Improve The Selective Emitter The Pole Solar Cell Module Quantum Efficiency Study

Photovoltaic power generation technology is one of the renewable energy technologies that various countries are vigorously exploiting. Crystalline silicon solar cell is the mainstream of PV industry, and the directions of its development still are improving conversion efficiency and reducing production costs. Selective emitter technology has proven to be an effective way to improve the conversion efficiency of cells, which can significantly improve the short wavelength response of cells. Solar cells usually have to be encapsulated into flat module to put into use by sealing with glue, lamination, etc. The transmittance of traditional encapsulation EVA drops in short wavelength because of adding anti-UV dose, which will greatly reduce the advantages of selective emitter solar cells. Therefore, it has been a pressing issue to study high transparent encapsulation materials to replace EVA.In this paper, firstly we use phosphosilicate glass laser doping method to achieve selective emitter monocrystalline silicon solar cell preparation.
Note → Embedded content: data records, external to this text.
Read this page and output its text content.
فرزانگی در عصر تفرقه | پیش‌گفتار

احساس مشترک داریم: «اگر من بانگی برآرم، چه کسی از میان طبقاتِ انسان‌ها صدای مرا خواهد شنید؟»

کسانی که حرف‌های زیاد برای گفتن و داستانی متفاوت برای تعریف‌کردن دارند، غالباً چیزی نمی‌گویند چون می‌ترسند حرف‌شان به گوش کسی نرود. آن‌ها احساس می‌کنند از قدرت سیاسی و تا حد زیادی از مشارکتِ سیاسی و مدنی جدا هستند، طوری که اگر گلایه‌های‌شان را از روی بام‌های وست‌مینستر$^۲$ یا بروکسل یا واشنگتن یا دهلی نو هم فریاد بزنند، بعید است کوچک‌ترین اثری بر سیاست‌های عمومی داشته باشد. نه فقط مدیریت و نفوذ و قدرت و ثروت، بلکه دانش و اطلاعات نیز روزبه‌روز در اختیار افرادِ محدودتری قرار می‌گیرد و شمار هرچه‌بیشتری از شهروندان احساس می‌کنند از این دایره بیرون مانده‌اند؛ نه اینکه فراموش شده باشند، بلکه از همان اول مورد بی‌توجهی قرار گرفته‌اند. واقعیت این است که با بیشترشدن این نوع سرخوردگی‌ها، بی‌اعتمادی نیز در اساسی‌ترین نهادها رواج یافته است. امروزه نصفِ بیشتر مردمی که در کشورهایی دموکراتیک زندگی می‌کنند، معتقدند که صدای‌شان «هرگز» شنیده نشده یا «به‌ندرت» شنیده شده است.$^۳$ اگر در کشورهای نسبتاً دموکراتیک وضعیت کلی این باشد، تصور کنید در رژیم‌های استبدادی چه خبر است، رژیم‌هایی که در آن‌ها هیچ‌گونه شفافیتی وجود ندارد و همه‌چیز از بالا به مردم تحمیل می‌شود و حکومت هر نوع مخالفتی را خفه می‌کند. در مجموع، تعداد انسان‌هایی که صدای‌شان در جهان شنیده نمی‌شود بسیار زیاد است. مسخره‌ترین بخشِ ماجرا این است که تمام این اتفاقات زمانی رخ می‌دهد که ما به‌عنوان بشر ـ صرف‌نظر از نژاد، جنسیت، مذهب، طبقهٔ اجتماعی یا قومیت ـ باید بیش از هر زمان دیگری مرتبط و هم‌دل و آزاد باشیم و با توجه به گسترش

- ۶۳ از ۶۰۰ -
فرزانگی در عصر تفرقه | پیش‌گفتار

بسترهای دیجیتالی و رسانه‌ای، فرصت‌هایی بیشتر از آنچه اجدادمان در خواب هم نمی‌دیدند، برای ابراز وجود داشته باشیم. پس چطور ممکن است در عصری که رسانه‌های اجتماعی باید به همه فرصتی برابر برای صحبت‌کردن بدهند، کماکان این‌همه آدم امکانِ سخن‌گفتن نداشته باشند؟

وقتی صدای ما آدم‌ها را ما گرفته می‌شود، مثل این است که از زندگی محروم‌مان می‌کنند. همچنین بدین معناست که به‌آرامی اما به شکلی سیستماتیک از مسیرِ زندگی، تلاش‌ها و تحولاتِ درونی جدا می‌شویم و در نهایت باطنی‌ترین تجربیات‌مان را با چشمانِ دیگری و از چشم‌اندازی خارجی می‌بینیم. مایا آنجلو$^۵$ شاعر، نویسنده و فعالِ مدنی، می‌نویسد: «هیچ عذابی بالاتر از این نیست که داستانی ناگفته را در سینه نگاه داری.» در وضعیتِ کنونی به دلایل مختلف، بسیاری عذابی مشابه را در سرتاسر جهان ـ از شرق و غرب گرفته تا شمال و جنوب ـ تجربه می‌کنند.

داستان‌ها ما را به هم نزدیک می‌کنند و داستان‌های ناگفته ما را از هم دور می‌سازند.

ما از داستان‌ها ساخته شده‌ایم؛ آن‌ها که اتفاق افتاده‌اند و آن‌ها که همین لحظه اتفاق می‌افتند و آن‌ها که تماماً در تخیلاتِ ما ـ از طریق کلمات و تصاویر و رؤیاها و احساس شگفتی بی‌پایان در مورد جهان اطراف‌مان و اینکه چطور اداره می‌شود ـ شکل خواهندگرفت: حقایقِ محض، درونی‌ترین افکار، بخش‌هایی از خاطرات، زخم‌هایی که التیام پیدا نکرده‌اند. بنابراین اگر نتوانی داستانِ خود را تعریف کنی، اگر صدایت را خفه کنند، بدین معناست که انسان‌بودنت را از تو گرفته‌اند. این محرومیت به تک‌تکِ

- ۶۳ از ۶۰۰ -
Then, on the basis of constructing the optical model of encapsulated selective emitter solar cell PV module, the concept of decibel is introduced and with it we describe the losses of light energy in the component parts of module. The impacts of various factors in module towards the incident energy are expressed as a simple and linear relationship. The definitions of external quantum efficiency and internal quantum efficiency of module are proposed so as to make it more convenient to study the effects of each encapsulation material on transfer efficiency of the PV module. Finally, according to the measured optical transmittance of EVA and silicone in the range of 200nm to 1200nm, the absorption losses of the two encapsulation materials are calculated; The spectral responses before and after encapsulation of single cells using EVA or silicone are tested, and then we calculates the short circuit current density attenuation for selective emitter solar cell modules using different encapsulation respectively in short wavelength 300nm to 500nm. By comparison, it is concluded that, using silicone can improve blue response of selective emitter solar cell module. In another word, using silicone can improve the quantum efficiency of module. This result has an important reference value on the solar cell module design and manufacturing.